Michael Probst, File, Associated Press
In this July 31, 2012 file photo the euro sculpture stands in front of the headquarters of the European Central Bank, ECB, in Frankfurt, Germany.

FRANKFURT, Germany — The crisis in Ukraine and a hesitant recovery in Europe are casting shadows over the European Central Bank's meeting Thursday.

Economists say the monetary authority for the 18 countries that use the euro will look to reassure markets that it is ready to add more stimulus measures if the economy takes a serious turn for the worse.

But the 24-member governing council isn't expected to act just yet.

It approved a major package of measures in June including a cut in the main interest rate to a record low 0.15 percent and an offer of more extra-cheap credit to banks. Now it is waiting to see how those work.

If further measures are deemed necessary in the future, analysts say the bank could decide to purchase large amounts of financial assets such as government bonds in the open market, a step which can drive rates down further and add newly created money to the economy. But that's a drastic step — and analysts say the bank will only use it if its current efforts don't work as expected.

One risk factor is a sudden shock to business and investor confidence if the conflict between Russia and Ukraine escalates. NATO says Russia has some 20,000 troops massed on Ukraine's border as Ukrainian forces battle pro-Russian separatists.

A further intensification of fighting or outright invasion by Russia could lead the European Union and United States to impose new sanctions on Russia, disrupting trade. Uncertainty over what the impact could be on the global economy and markets could make businesses hold off on investing and consumers on spending — not what the modest recovery needs right now.

Other recent signs have been mixed. Surveys of purchasing managers point up. But Italy's economy, the eurozone's third-largest, slid into recession in the second quarter, shrinking by 0.2 percent after a 0.1 fall in the first quarter. Two straight quarters of contracting output is one common definition of recession.

Low inflation is another worry for the ECB, at only 0.4 percent in the year to July.

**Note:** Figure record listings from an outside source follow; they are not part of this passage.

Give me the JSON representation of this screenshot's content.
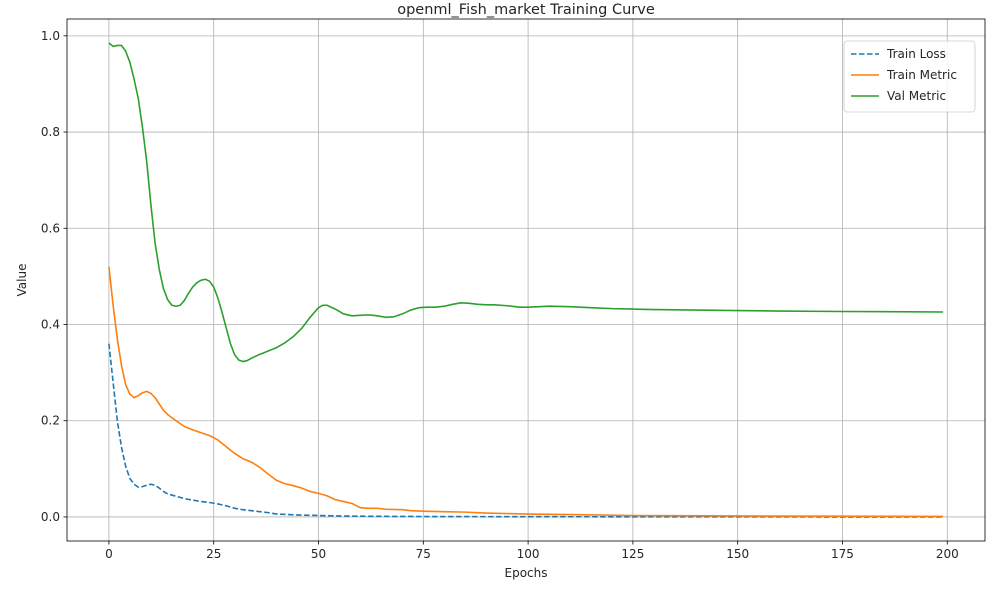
{
  "chart_data": {
    "type": "line",
    "title": "openml_Fish_market Training Curve",
    "xlabel": "Epochs",
    "ylabel": "Value",
    "xlim": [
      -10,
      209
    ],
    "ylim": [
      -0.05,
      1.035
    ],
    "xticks": [
      0,
      25,
      50,
      75,
      100,
      125,
      150,
      175,
      200
    ],
    "yticks": [
      0.0,
      0.2,
      0.4,
      0.6,
      0.8,
      1.0
    ],
    "grid": true,
    "legend_position": "top-right",
    "series": [
      {
        "name": "Train Loss",
        "color": "#1f77b4",
        "dash": "dashed",
        "points": [
          [
            0,
            0.36
          ],
          [
            1,
            0.28
          ],
          [
            2,
            0.2
          ],
          [
            3,
            0.145
          ],
          [
            4,
            0.105
          ],
          [
            5,
            0.08
          ],
          [
            6,
            0.068
          ],
          [
            7,
            0.062
          ],
          [
            8,
            0.063
          ],
          [
            9,
            0.066
          ],
          [
            10,
            0.068
          ],
          [
            11,
            0.066
          ],
          [
            12,
            0.06
          ],
          [
            13,
            0.053
          ],
          [
            14,
            0.048
          ],
          [
            16,
            0.043
          ],
          [
            18,
            0.038
          ],
          [
            20,
            0.035
          ],
          [
            22,
            0.032
          ],
          [
            24,
            0.03
          ],
          [
            26,
            0.027
          ],
          [
            28,
            0.023
          ],
          [
            30,
            0.018
          ],
          [
            32,
            0.015
          ],
          [
            34,
            0.013
          ],
          [
            36,
            0.011
          ],
          [
            38,
            0.009
          ],
          [
            40,
            0.006
          ],
          [
            45,
            0.004
          ],
          [
            50,
            0.003
          ],
          [
            55,
            0.002
          ],
          [
            60,
            0.0015
          ],
          [
            70,
            0.001
          ],
          [
            80,
            0.0008
          ],
          [
            100,
            0.0005
          ],
          [
            125,
            0.0003
          ],
          [
            150,
            0.0002
          ],
          [
            175,
            0.0001
          ],
          [
            199,
            0.0001
          ]
        ]
      },
      {
        "name": "Train Metric",
        "color": "#ff7f0e",
        "dash": "solid",
        "points": [
          [
            0,
            0.52
          ],
          [
            1,
            0.44
          ],
          [
            2,
            0.37
          ],
          [
            3,
            0.315
          ],
          [
            4,
            0.275
          ],
          [
            5,
            0.255
          ],
          [
            6,
            0.248
          ],
          [
            7,
            0.252
          ],
          [
            8,
            0.258
          ],
          [
            9,
            0.261
          ],
          [
            10,
            0.257
          ],
          [
            11,
            0.248
          ],
          [
            12,
            0.235
          ],
          [
            13,
            0.222
          ],
          [
            14,
            0.213
          ],
          [
            16,
            0.2
          ],
          [
            18,
            0.188
          ],
          [
            20,
            0.181
          ],
          [
            22,
            0.175
          ],
          [
            24,
            0.169
          ],
          [
            26,
            0.16
          ],
          [
            28,
            0.146
          ],
          [
            30,
            0.132
          ],
          [
            32,
            0.121
          ],
          [
            34,
            0.114
          ],
          [
            36,
            0.103
          ],
          [
            38,
            0.089
          ],
          [
            40,
            0.076
          ],
          [
            42,
            0.069
          ],
          [
            44,
            0.065
          ],
          [
            46,
            0.06
          ],
          [
            48,
            0.053
          ],
          [
            50,
            0.049
          ],
          [
            52,
            0.044
          ],
          [
            54,
            0.036
          ],
          [
            56,
            0.032
          ],
          [
            58,
            0.028
          ],
          [
            60,
            0.019
          ],
          [
            62,
            0.018
          ],
          [
            64,
            0.018
          ],
          [
            66,
            0.016
          ],
          [
            70,
            0.015
          ],
          [
            72,
            0.013
          ],
          [
            75,
            0.012
          ],
          [
            80,
            0.011
          ],
          [
            85,
            0.01
          ],
          [
            90,
            0.008
          ],
          [
            100,
            0.006
          ],
          [
            110,
            0.005
          ],
          [
            125,
            0.003
          ],
          [
            150,
            0.002
          ],
          [
            175,
            0.0015
          ],
          [
            199,
            0.001
          ]
        ]
      },
      {
        "name": "Val Metric",
        "color": "#2ca02c",
        "dash": "solid",
        "points": [
          [
            0,
            0.985
          ],
          [
            1,
            0.978
          ],
          [
            2,
            0.98
          ],
          [
            3,
            0.98
          ],
          [
            4,
            0.968
          ],
          [
            5,
            0.945
          ],
          [
            6,
            0.91
          ],
          [
            7,
            0.87
          ],
          [
            8,
            0.81
          ],
          [
            9,
            0.74
          ],
          [
            10,
            0.65
          ],
          [
            11,
            0.57
          ],
          [
            12,
            0.515
          ],
          [
            13,
            0.475
          ],
          [
            14,
            0.452
          ],
          [
            15,
            0.44
          ],
          [
            16,
            0.438
          ],
          [
            17,
            0.44
          ],
          [
            18,
            0.45
          ],
          [
            19,
            0.465
          ],
          [
            20,
            0.478
          ],
          [
            21,
            0.487
          ],
          [
            22,
            0.492
          ],
          [
            23,
            0.494
          ],
          [
            24,
            0.49
          ],
          [
            25,
            0.478
          ],
          [
            26,
            0.455
          ],
          [
            27,
            0.425
          ],
          [
            28,
            0.392
          ],
          [
            29,
            0.36
          ],
          [
            30,
            0.337
          ],
          [
            31,
            0.326
          ],
          [
            32,
            0.323
          ],
          [
            33,
            0.325
          ],
          [
            34,
            0.33
          ],
          [
            36,
            0.338
          ],
          [
            38,
            0.345
          ],
          [
            40,
            0.352
          ],
          [
            42,
            0.362
          ],
          [
            44,
            0.375
          ],
          [
            46,
            0.392
          ],
          [
            48,
            0.415
          ],
          [
            50,
            0.435
          ],
          [
            51,
            0.44
          ],
          [
            52,
            0.44
          ],
          [
            54,
            0.432
          ],
          [
            56,
            0.422
          ],
          [
            58,
            0.418
          ],
          [
            60,
            0.419
          ],
          [
            62,
            0.42
          ],
          [
            64,
            0.418
          ],
          [
            66,
            0.415
          ],
          [
            68,
            0.416
          ],
          [
            70,
            0.422
          ],
          [
            72,
            0.43
          ],
          [
            74,
            0.435
          ],
          [
            76,
            0.436
          ],
          [
            78,
            0.436
          ],
          [
            80,
            0.438
          ],
          [
            82,
            0.442
          ],
          [
            84,
            0.445
          ],
          [
            86,
            0.444
          ],
          [
            88,
            0.442
          ],
          [
            90,
            0.441
          ],
          [
            92,
            0.441
          ],
          [
            95,
            0.439
          ],
          [
            98,
            0.436
          ],
          [
            100,
            0.436
          ],
          [
            105,
            0.438
          ],
          [
            110,
            0.437
          ],
          [
            115,
            0.435
          ],
          [
            120,
            0.433
          ],
          [
            125,
            0.432
          ],
          [
            130,
            0.431
          ],
          [
            140,
            0.43
          ],
          [
            150,
            0.429
          ],
          [
            160,
            0.428
          ],
          [
            175,
            0.427
          ],
          [
            199,
            0.426
          ]
        ]
      }
    ]
  }
}
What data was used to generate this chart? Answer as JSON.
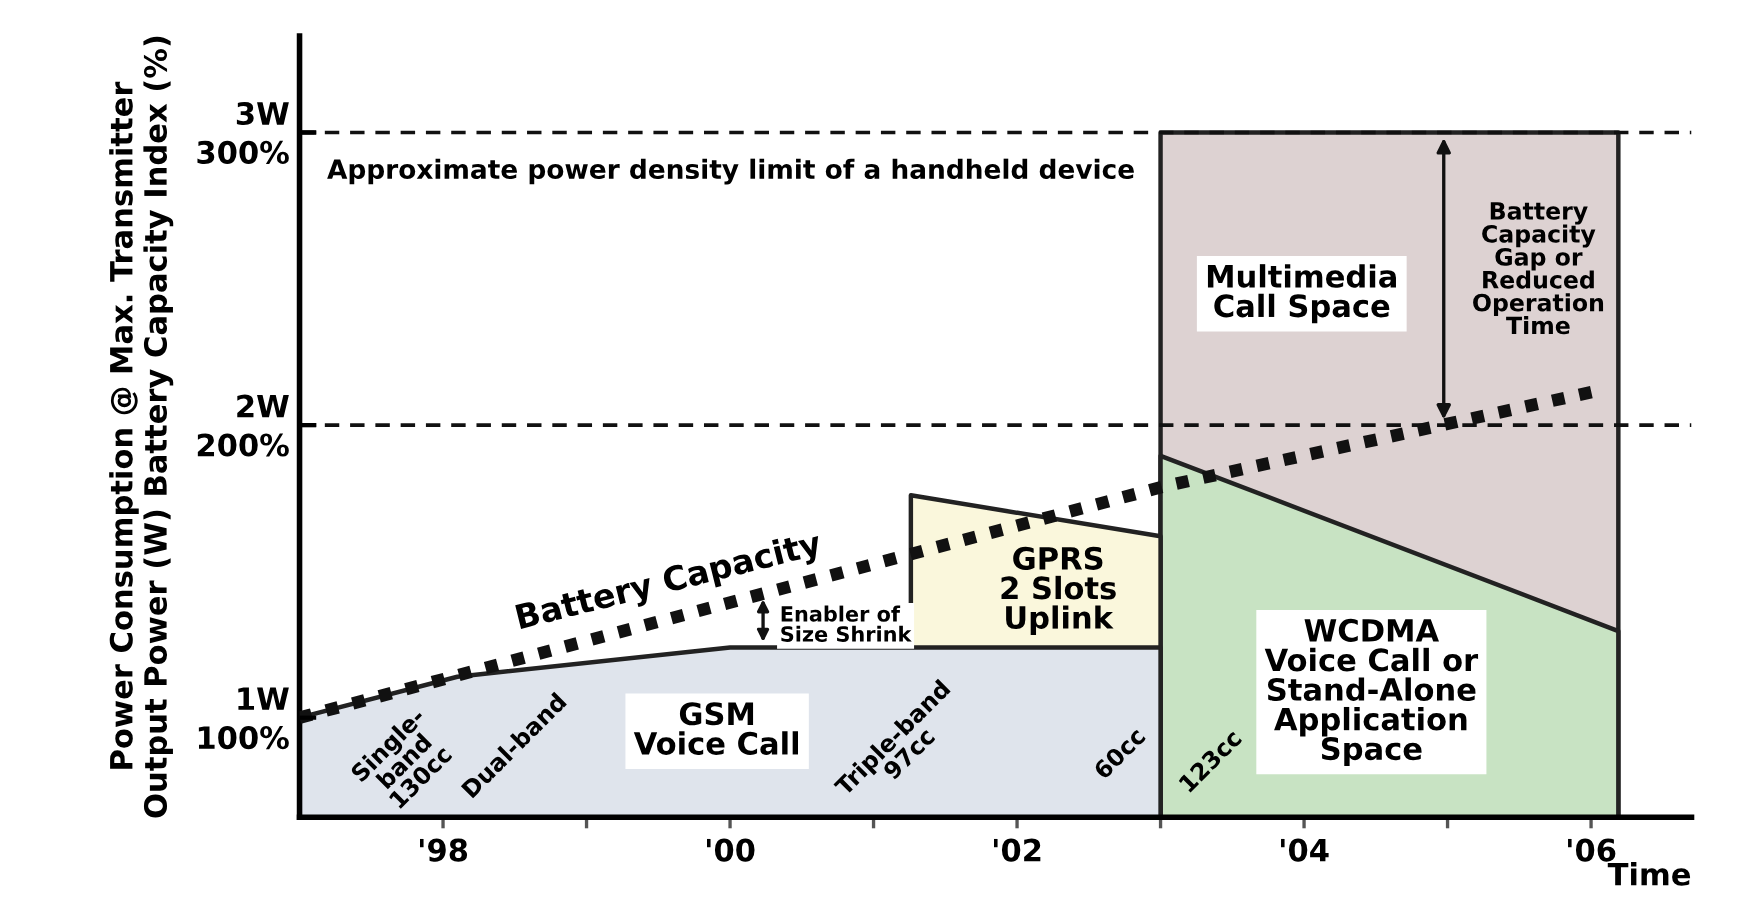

Too-low inflation has raised fears the eurozone may slip into outright deflation, a crippling downward price spiral in which people postpone purchases because they think goods will become cheaper.

Economist Christian Schulz at Berenberg Bank said the ECB will keep asset purchases — also known as quantitative easing — in reserve so it will have a powerful tool to use if Russian President Vladimir Putin escalates the conflict.

"Putin, not low inflation, is the real risk to the eurozone," he said.

ECB President Mario Draghi has indicated that asset purchases are possible in the future. His words have helped the ECB on one front at least — getting the euro exchange rate lower. On Wednesday, it fell to a nine-month low against the dollar of $1.3333.

The prospect of more money being created through a monetary stimulus is one of the reasons why the euro has been in retreat over the past couple of months. That's good news for the ECB as it helps make exports cheaper — good for growth — and raises the price of imports — good for inflation.